Initially, L. J. Hurst worked in the backrooms of the media industry. He now divides his time between work for an international scientific publisher and a rather more British independent bookseller. In years past he was a regular attendee at the Shots on the Page Festivals from whence Shots Mag sprung
Some Roman once said that there is always something new coming out of Africa, but in crime literature that has not been too true until recently. Back in the 1960s, after their expulsion from South Africa, Tom Sharpe and James McClure both returned to that unhappy country for some or near-all of their work, but – McClure particularly and unfortunately – never got around to dealing with the post-apartheid South Africa.
Now Deon Meyer, who writes in Afrikaans but has contracts all around the world, is bringing us up to date. Blood Safari is his fifth thriller to appear in English. Though he is new to me, when I checked out his other titles on Amazon, I learned that readers who liked Meyer also bought Lee Child. That means readers with taste who were one step ahead of me.
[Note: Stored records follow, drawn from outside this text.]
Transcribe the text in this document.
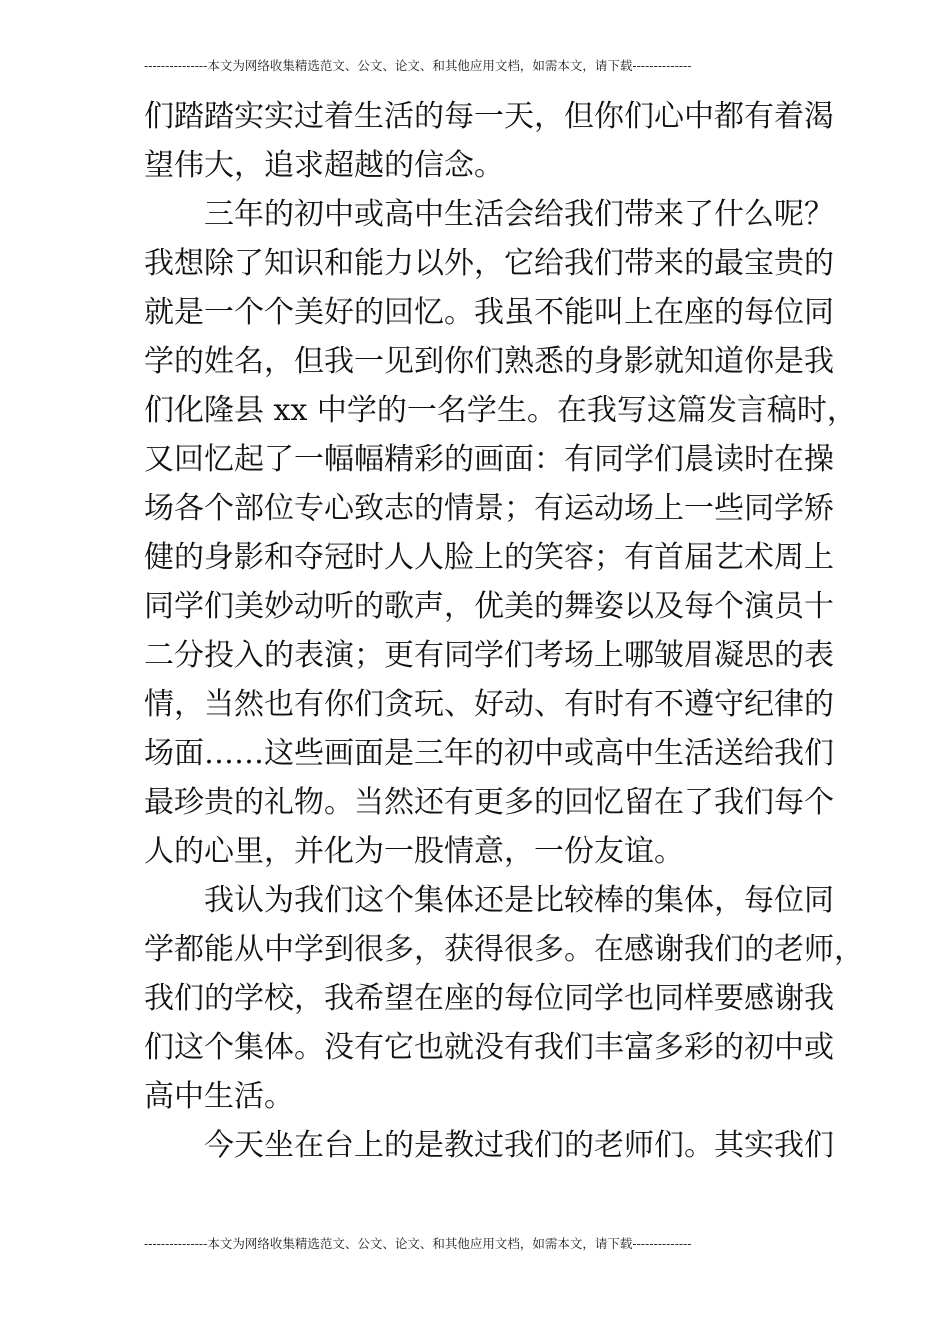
---------------本文为网络收集精选范文、公文、论文、和其他应用文档，如需本文，请下载--------------
们踏踏实实过着生活的每一天，但你们心中都有着渴
望伟大，追求超越的信念。
　　三年的初中或高中生活会给我们带来了什么呢？
我想除了知识和能力以外，它给我们带来的最宝贵的
就是一个个美好的回忆。我虽不能叫上在座的每位同
学的姓名，但我一见到你们熟悉的身影就知道你是我
们化隆县 xx 中学的一名学生。在我写这篇发言稿时，
又回忆起了一幅幅精彩的画面：有同学们晨读时在操
场各个部位专心致志的情景；有运动场上一些同学矫
健的身影和夺冠时人人脸上的笑容；有首届艺术周上
同学们美妙动听的歌声，优美的舞姿以及每个演员十
二分投入的表演；更有同学们考场上哪皱眉凝思的表
情，当然也有你们贪玩、好动、有时有不遵守纪律的
场面……这些画面是三年的初中或高中生活送给我们
最珍贵的礼物。当然还有更多的回忆留在了我们每个
人的心里，并化为一股情意，一份友谊。
　　我认为我们这个集体还是比较棒的集体，每位同
学都能从中学到很多，获得很多。在感谢我们的老师，
我们的学校，我希望在座的每位同学也同样要感谢我
们这个集体。没有它也就没有我们丰富多彩的初中或
高中生活。
　　今天坐在台上的是教过我们的老师们。其实我们
---------------本文为网络收集精选范文、公文、论文、和其他应用文档，如需本文，请下载--------------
In the world of Deon Meyer it is not unusual that others are one step ahead. Fortunately, I am just a reader, and a foreigner, because it would mean, confusion and pain for me, suffering for others. And heartbreak for South Africa. In the chasing, thundering, misunderstanding world of a man such as Lemmer – he does not use his first name, there are things for which he has no use – a man who wants to do right, a man who in his job as a bodyguard, wants not just to be close to the body he has to guard, but to forestall hurt to that body if he can work out where the danger might come from – in that world, he will never be in a position to know, because the powers that be and the powers that want to be will always be one step ahead. So much ahead that Lemmer and his client – orphan heiress Emma Le Roux – will never know where or who they are.
Blood Safari takes Emma Le Roux on a hunt for her missing brother up country to the big game parks, where a few people with spirit are striving to save the land and its wildlife, and where their opposition might be large corporations, but could equally be the native peoples who want their original farmland back. Lemmer, who we learn has something to expiate in his life, finds it difficult to trust the police, now with black officers who might be sympathetic to tribes people, though Lemmer admits to we readers he has a background that makes him a natural suspect anyway. An unfortunate connection with a couple of plain clothes police officers does not make Lemmer’s relationship with the police any easier. The connection is fist and head.
Deon Meyer does not have a series protagonist, though the principals in each book share a lot of characteristics. Gradually, Lemmer manages to work out why his opponents are ahead of him. He has a more difficult job of making sense of Emma Le Roux, her missing brother/found brother, and the other bodies on the way, but that too works itself out. I was a little disappointed that this was done with an info dump lasting several pages, which also brings in some real political history – it gave the end of the book a rushed feel – but I could see why those Amazon readers who liked Lee Child have been reading Deon Meyer, too. I expect to join them.